No dijo una palabra más hasta que, pasado un tiempo, pedí la posibilidad de darle un vaso de vino tinto en la comida, y accedieron. Jaja, fue tremendo que, al ponerle el vaso junto al plato, me dijo con ojos agradecidos: “Tú ets de bona pasta” (tú eres de buena pasta). Genial el amigo Pepe.

María era una señora delgada que tampoco podía andar. Tez blanca y cuidada. Pelo gris canoso pero brillante. Mujer guapísima. Le era imposible masticar y necesitaba una persona sólo para ella a la hora del comedor, razón por la que la dejaban para el final. No articulaba palabra alguna pero solía ser de sonrisa fácil.
Cierto día no quería comer y al verla desde la mesa que yo tenía asignada, me presté a intentarlo por primera vez. También era nuevo para mí utilizar una jeringuilla para alimentarla.
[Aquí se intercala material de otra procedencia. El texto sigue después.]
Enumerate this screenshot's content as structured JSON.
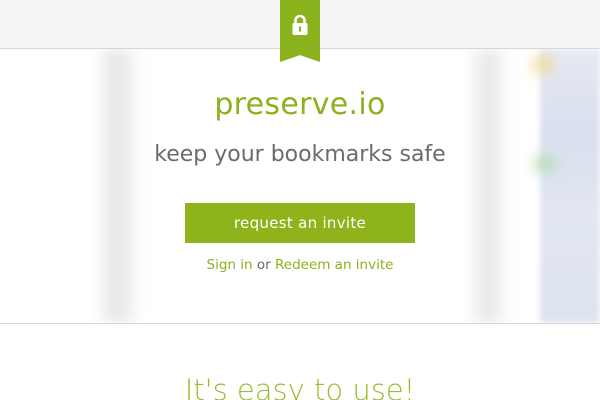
{
  "header": {
    "ribbon_icon": "lock-icon",
    "accent_color": "#8ab21d"
  },
  "hero": {
    "brand": "preserve.io",
    "tagline": "keep your bookmarks safe",
    "cta_label": "request an invite",
    "sign_in_label": "Sign in",
    "separator": "or",
    "redeem_label": "Redeem an invite"
  },
  "features": {
    "title": "It's easy to use!"
  },
  "colors": {
    "brand_green": "#8ab21d",
    "button_green": "#8fb31a",
    "tagline_gray": "#6b6b6b",
    "topbar_bg": "#f5f5f5"
  }
}
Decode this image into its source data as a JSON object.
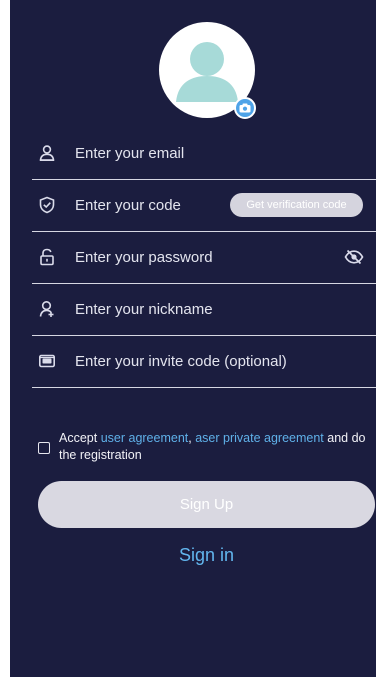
{
  "form": {
    "email": {
      "placeholder": "Enter your email",
      "value": ""
    },
    "code": {
      "placeholder": "Enter your code",
      "value": "",
      "button_label": "Get verification code"
    },
    "password": {
      "placeholder": "Enter your password",
      "value": ""
    },
    "nickname": {
      "placeholder": "Enter your nickname",
      "value": ""
    },
    "invite": {
      "placeholder": "Enter your invite code (optional)",
      "value": ""
    }
  },
  "agreement": {
    "prefix": "Accept",
    "user_agreement": "user agreement",
    "separator": ",",
    "private_agreement": "aser private agreement",
    "suffix": "and do the registration",
    "checked": false
  },
  "actions": {
    "sign_up_label": "Sign Up",
    "sign_in_label": "Sign in"
  },
  "icons": {
    "avatar": "user-avatar-icon",
    "camera": "camera-icon",
    "email": "person-icon",
    "code": "shield-check-icon",
    "password": "lock-icon",
    "password_toggle": "eye-off-icon",
    "nickname": "user-outline-icon",
    "invite": "envelope-icon"
  },
  "colors": {
    "background": "#1b1d3f",
    "text": "#e3e4ee",
    "link": "#5fb0e8",
    "button_disabled": "#d9d8e1",
    "avatar_figure": "#a7dad8",
    "camera_badge": "#4ea3e8"
  }
}
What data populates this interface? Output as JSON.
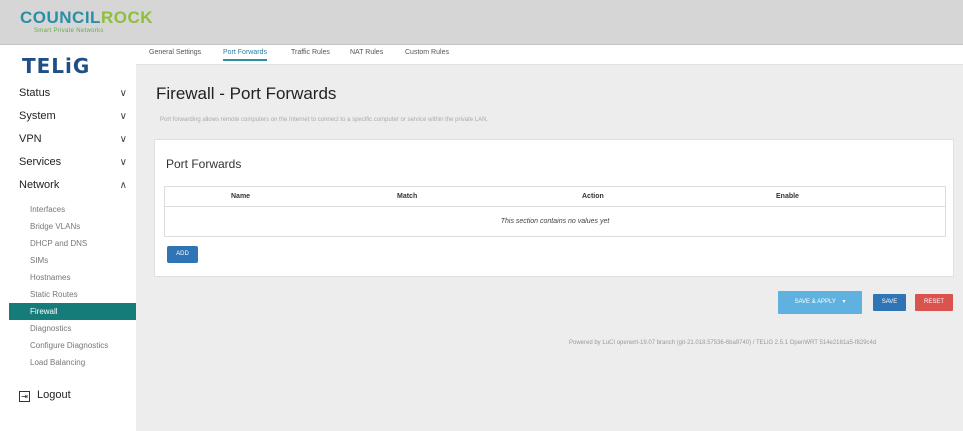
{
  "header": {
    "brand_part1": "COUNCIL",
    "brand_part2": "ROCK",
    "brand_tagline": "Smart Private Networks"
  },
  "sidebar": {
    "logo": "TELiG",
    "menu": [
      {
        "label": "Status",
        "chevron": "∨"
      },
      {
        "label": "System",
        "chevron": "∨"
      },
      {
        "label": "VPN",
        "chevron": "∨"
      },
      {
        "label": "Services",
        "chevron": "∨"
      },
      {
        "label": "Network",
        "chevron": "∧"
      }
    ],
    "network_items": [
      "Interfaces",
      "Bridge VLANs",
      "DHCP and DNS",
      "SIMs",
      "Hostnames",
      "Static Routes",
      "Firewall",
      "Diagnostics",
      "Configure Diagnostics",
      "Load Balancing"
    ],
    "active_item": "Firewall",
    "logout_label": "Logout",
    "logout_icon": "logout-icon"
  },
  "tabs": [
    {
      "label": "General Settings"
    },
    {
      "label": "Port Forwards"
    },
    {
      "label": "Traffic Rules"
    },
    {
      "label": "NAT Rules"
    },
    {
      "label": "Custom Rules"
    }
  ],
  "active_tab": "Port Forwards",
  "page": {
    "title": "Firewall - Port Forwards",
    "description": "Port forwarding allows remote computers on the Internet to connect to a specific computer or service within the private LAN."
  },
  "section": {
    "title": "Port Forwards",
    "columns": [
      "Name",
      "Match",
      "Action",
      "Enable"
    ],
    "empty_message": "This section contains no values yet",
    "add_label": "ADD"
  },
  "actions": {
    "save_apply_label": "SAVE & APPLY",
    "save_apply_caret": "▾",
    "save_label": "SAVE",
    "reset_label": "RESET"
  },
  "footer": {
    "text": "Powered by LuCI openwrt-19.07 branch (git-21.018.57536-6ba9740) / TELiG 2.5.1 OpenWRT 514e2181a5-f829c4d"
  },
  "colors": {
    "accent": "#2a8fa6",
    "active_menu": "#167c79",
    "primary_button": "#2f74b5",
    "apply_button": "#5fb2e0",
    "reset_button": "#d9534f",
    "logo": "#1f4f86"
  }
}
-Hola, María. Soy Manuel. -Me presenté a sabiendas de que no contestaría, pero me miró aunque de una forma desinteresada.

Le hice un pequeño y tonto juego de manos con una moneda, y me siguió a la perfección pues reía a gusto cuando vio que la moneda desaparecía para aparecer posteriormente de debajo de su pronunciada barbilla. Momento que aproveché para introducir la infernal jeringuilla en su boca. A partir de ese día, y viendo que comió razonablemente bien, me encargué de darle su ración diariamente. Al cabo de apenas una semana, ya giraba la cabeza y sus ojos me buscaban por el comedor. Congeniamos bien. Perdió la posibilidad de hablar, pero puedo asegurar que sus ojos se encargaban de hacerlo.

-María –le decía yo. Esta noche vendré a recogerla y nos iremos en mi coche a pasear por el puerto y después a bailar.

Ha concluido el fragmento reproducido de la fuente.